Oppenheimer cut its price target on ServiceNow to $130 from $175 while keeping an Outperform rating, citing lower software valuation multiples and soft federal government activity. The firm expects Q1 results on April 22 to show bullish AI metrics and higher margins, but said the update is unlikely to dispel concerns around AI disruption and slower enterprise software buying. ServiceNow shares trade at $87.79, down 43% year-to-date, with gross margins of 77.5% and $4.6 billion in free cash flow over the last 12 months.

Analysis

The setup is less about the quarter itself and more about whether the market is mispricing the durability of ServiceNow’s forward multiple.
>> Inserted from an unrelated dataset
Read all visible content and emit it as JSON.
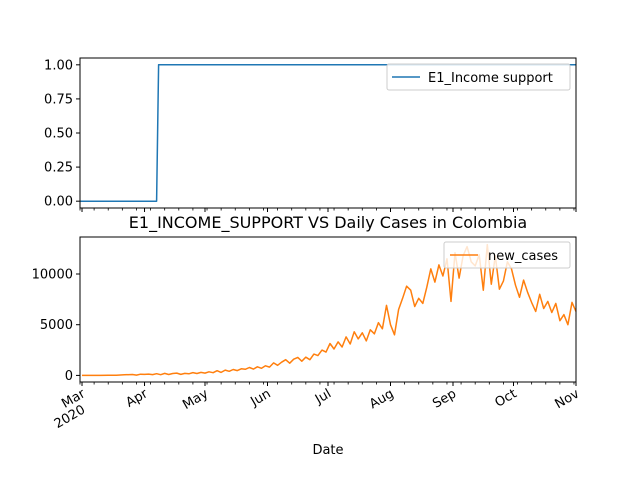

A stock already de-rated this far can rally hard on mere “not as bad as feared” execution, but the catch is that AI monetization is being judged on a different clock than cost discipline: margin help shows up immediately, while revenue acceleration may take 2-4 quarters to prove out. That asymmetry makes the next print a catalyst for estimate revisions rather than a clean fundamental re-rating. The second-order winner is not necessarily the platform vendor, but the ecosystem that monetizes enterprise workflow change—implementation partners, IT service integrators, and adjacent data/security vendors that benefit when customers re-platform workflows without a full budget reset. The loser is any software name whose growth narrative relies on “AI adjacency” without visible workflow lock-in; those names will be compared against ServiceNow’s ability to embed AI directly into core operating processes. If ServiceNow shows better conversion from AI features to retention/expansion, it could tighten competitive pressure on legacy ITSM and low-code incumbents over the next 12 months. The main risk is that the market is conflating cost efficiency with demand strength. If Federal spend stays soft and broader enterprise buying remains cautious, the model can look better on margins while the top line stalls, which typically leads to a one-quarter relief rally followed by a slower grind lower. Conversely, a strong CRPO or guide raise would force funds to cover quickly because expectations are already depressed; the skew is favorable to upside surprise, but only if management can quantify AI-driven pipeline pull-through rather than just talk about product capability.